This curriculum spans the design and integration of IT systems with Lean and Six Sigma practices across multiple operational layers, comparable in scope to a multi-workshop program that aligns enterprise data infrastructure, digital process controls, and governance frameworks with continuous improvement workflows in complex, regulated environments.
Module 1: Integrating IT Systems with Lean and Six Sigma Methodologies
- Selecting enterprise resource planning (ERP) modules that align with value stream mapping outputs to eliminate redundant data entry across departments.
- Configuring workflow automation tools to enforce DMAIC phase completion gates before allowing project progression in a regulated environment.
- Mapping IT service management (ITSM) incident resolution processes to Lean problem-solving frameworks to reduce mean time to repair (MTTR).
- Designing data collection forms in digital check-sheet applications that mirror standardized work instructions without introducing input lag.
- Aligning software release cycles with Kaizen event timelines to ensure new features support recently improved processes.
- Integrating shop floor data acquisition systems with statistical process control (SPC) software to enable real-time defect detection.
Module 2: Data Infrastructure for Continuous Improvement
- Establishing data ownership roles for operational metrics used in daily management reviews to ensure accountability and accuracy.
- Designing a data warehouse schema that supports drill-down from high-level OEE dashboards to individual machine downtime logs.
- Implementing change data capture (CDC) to track process variable adjustments during Six Sigma experiments without disrupting production systems.
- Choosing between batch and real-time data ingestion based on the sensitivity of control limits in a high-precision manufacturing process.
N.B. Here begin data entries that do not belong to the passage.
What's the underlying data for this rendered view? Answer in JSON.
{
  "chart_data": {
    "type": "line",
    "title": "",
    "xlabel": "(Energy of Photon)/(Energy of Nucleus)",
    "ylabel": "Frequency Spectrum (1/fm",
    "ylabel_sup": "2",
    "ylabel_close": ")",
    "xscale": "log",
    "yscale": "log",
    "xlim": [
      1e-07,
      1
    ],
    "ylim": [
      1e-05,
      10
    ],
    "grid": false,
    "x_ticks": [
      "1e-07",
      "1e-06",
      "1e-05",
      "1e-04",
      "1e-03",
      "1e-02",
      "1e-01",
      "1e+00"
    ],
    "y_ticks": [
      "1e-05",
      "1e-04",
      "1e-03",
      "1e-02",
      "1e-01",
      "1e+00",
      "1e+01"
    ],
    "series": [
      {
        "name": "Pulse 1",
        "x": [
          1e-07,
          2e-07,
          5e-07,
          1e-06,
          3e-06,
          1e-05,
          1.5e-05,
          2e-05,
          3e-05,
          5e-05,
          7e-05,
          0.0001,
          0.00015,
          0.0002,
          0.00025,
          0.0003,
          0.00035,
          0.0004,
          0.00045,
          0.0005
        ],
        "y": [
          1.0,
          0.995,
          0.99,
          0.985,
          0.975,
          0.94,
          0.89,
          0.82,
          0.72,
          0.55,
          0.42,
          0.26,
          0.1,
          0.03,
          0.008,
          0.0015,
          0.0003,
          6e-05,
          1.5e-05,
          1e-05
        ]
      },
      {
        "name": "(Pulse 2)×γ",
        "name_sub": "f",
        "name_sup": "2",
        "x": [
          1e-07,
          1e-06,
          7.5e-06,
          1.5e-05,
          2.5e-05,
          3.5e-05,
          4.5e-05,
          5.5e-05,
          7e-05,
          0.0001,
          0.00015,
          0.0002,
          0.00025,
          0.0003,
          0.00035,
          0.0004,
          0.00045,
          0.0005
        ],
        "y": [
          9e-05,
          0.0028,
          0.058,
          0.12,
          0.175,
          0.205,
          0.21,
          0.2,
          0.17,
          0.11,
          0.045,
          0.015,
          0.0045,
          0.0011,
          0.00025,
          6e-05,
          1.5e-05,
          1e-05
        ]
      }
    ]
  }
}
- Standardizing time-stamping protocols across distributed systems to enable accurate root cause analysis of process deviations.
- Deploying edge computing devices to preprocess sensor data and reduce latency in anomaly detection systems.
Module 3: Digital Tools for Process Visualization and Monitoring
- Configuring digital Andon systems to escalate alerts based on defect frequency thresholds and available response capacity.
- Developing interactive value stream maps in visualization software that update dynamically with production schedule changes.
- Selecting KPIs for executive dashboards that reflect both operational performance and improvement project health.
- Implementing role-based access controls in performance monitoring tools to prevent information overload at the operator level.
- Integrating IoT device feeds into control charts to automate special cause signal detection in continuous processes.
- Validating the accuracy of real-time dashboards against manual audit logs during shift transitions to maintain trust in digital systems.
Module 4: Change Management and System Adoption
- Sequencing the rollout of a new quality management system (QMS) by department to align with existing process ownership structures.
- Designing offline-capable mobile forms for data collection in areas with unreliable Wi-Fi coverage on the production floor.
- Conducting usability testing of digital Gemba walk applications with frontline supervisors before enterprise deployment.
- Creating data validation rules in improvement tracking software to prevent inconsistent root cause coding across teams.
- Establishing a feedback loop from end users to IT support for reporting workflow bottlenecks in digital audit tools.
- Training process owners to generate custom reports from the improvement database without requiring IT intervention.
Module 5: Advanced Analytics for Root Cause Analysis
- Selecting between logistic regression and decision trees for predicting defect occurrences based on historical process parameters.
- Validating the assumptions of normality and independence in time-series data before applying traditional SPC rules.
- Using clustering algorithms to segment customer complaints and identify previously undetected failure modes.
- Implementing automated correlation analysis between maintenance logs and quality deviations to prioritize equipment upgrades.
- Setting thresholds for automated Pareto analysis refreshes based on minimum data volume requirements for statistical significance.
- Documenting model drift detection procedures for predictive maintenance algorithms to maintain reliability over time.
Module 6: Governance and Compliance in Digital Improvement Systems
- Configuring electronic signature requirements in deviation management software to meet FDA 21 CFR Part 11 regulations.
- Defining data retention policies for improvement project documentation based on internal audit requirements and legal exposure.
- Conducting access reviews for Six Sigma project databases to ensure only authorized personnel can modify baseline metrics.
- Implementing audit trails for changes to control limits in SPC software to support regulatory inspections.
- Aligning data classification policies with corporate cybersecurity frameworks for sensitive process performance data.
- Establishing escalation protocols for system downtime that impact real-time quality monitoring capabilities.
Module 7: Scaling Improvement Technologies Across the Enterprise
- Developing a template library for control charts and dashboards to ensure consistency across business units.
- Designing a central improvement project repository with metadata tagging to enable cross-functional knowledge reuse.
- Standardizing API contracts between plant-level MES systems and corporate analytics platforms for roll-up reporting.
- Implementing a staging environment for testing process changes in simulation before deploying to live systems.
- Creating a prioritization framework for IT support of continuous improvement initiatives based on financial impact and technical complexity.
- Establishing a center of excellence to maintain configuration standards for digital Lean tools across global sites.